Thank you for engaging in this thread (and sticking with it) I think with regards to feminism, the two main concerns are young women (particularly autistic girls and lesbians) undergoing treatment they may eventually regret and the effect on women of allowing men to identify as women without giving proper regard to sex based rights in many areas of life.

I’ve heard it lot’s of times on these boards, that transmen get the rawest deal of all because they still have to contend with the biological disadvantages of being a natal female plus the challenges of being trans, but are often less well represented in the media etc compared to transwomen.

you have definitely helped me understand a little bit better and I wish you very much the best for your life

FloralBunting · 13/07/2020 18:47

alex well, yes, as midge mentioned, we all process our experiences in individual ways. Some people are religious in world view, and find a sense that they have a soul - others are not religious in any way, and what others process as evidence of a soul, the atheist would express as their self awareness of consciousness, perhaps.

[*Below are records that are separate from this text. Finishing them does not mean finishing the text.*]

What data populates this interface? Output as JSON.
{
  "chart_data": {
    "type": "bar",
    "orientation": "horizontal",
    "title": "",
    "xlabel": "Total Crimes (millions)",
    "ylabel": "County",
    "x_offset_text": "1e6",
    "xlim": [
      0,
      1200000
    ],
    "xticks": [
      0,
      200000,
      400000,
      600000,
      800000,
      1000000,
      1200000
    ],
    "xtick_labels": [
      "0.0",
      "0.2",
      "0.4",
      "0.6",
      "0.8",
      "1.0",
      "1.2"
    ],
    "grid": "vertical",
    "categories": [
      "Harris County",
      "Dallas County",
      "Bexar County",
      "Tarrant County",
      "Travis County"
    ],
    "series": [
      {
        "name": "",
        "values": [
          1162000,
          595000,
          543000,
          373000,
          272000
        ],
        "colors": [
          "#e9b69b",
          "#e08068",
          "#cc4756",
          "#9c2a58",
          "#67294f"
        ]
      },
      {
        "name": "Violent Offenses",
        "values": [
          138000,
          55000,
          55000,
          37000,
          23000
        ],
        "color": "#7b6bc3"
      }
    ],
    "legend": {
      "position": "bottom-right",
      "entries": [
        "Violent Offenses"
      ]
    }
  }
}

In these cases, both people are experiencing an unverifiable, internal perspective. The problems arise when one person insists the other person definitely does have a soul, or the other is not allowed to believe they have one. They can both disagree with each other's conclusion amicably otherwise.

In this discussion here, you believe that your feelings are evidence of an innate gender identity. Others here dispute the innateness of that concept, and say that what you're describing, they understand as the response to lots of cultural factors, many of them completely unconscious.

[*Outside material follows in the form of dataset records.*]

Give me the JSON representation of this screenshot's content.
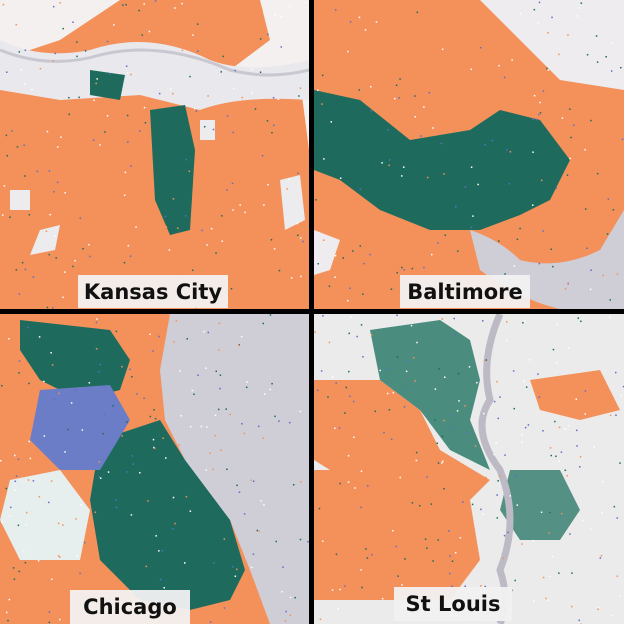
{
  "panels": [
    {
      "label": "Kansas City"
    },
    {
      "label": "Baltimore"
    },
    {
      "label": "Chicago"
    },
    {
      "label": "St Louis"
    }
  ]
}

Now, I'm happy for you to decide that your sense of gender identity is an objective thing, even though I disagree. You may well think that everyone has a gender ID, or that if they don't, some people objectively do, and you can make that case to me too. I might ask you to think about your conclusions, you can challenge me on my assumptions, and hopefully the useful conversation continues.

What neither of us can do is require laws or medical interventions to be based in our subjective opinions or beliefs. Those things are mutually agreed for the benefit of everyone in society, and are therefore based in provable, material realities.

Justhadathought · 13/07/2020 18:48

The thread specifically asked for trans women and trans men's experiences though, their voice was asked for - who are you to tell them to go away

As well as 'flouncing ( " what about my feelingsmy experience"....), You do have a tendency to mangle ^ wilfully mis-comprehend what has been said, to suit. Nobody has told anyone to"go away". What has been said is that if discussion and disagreement causes you anxiety and suffering, then this may not be the best place to hang out. Certainly if avoiding challenge or conflict of view is what you are after.

Justhadathought · 13/07/2020 18:52

To be honest I think more trans people probably lurk this board than any other

Absolutely, Joss Prior seems to live on here....with all of us "cranks".

That's what happens when validation from other people becomes your only way to exist, and when disagreement or lack of affirmation causes you to cease to exist. Your life depends on it.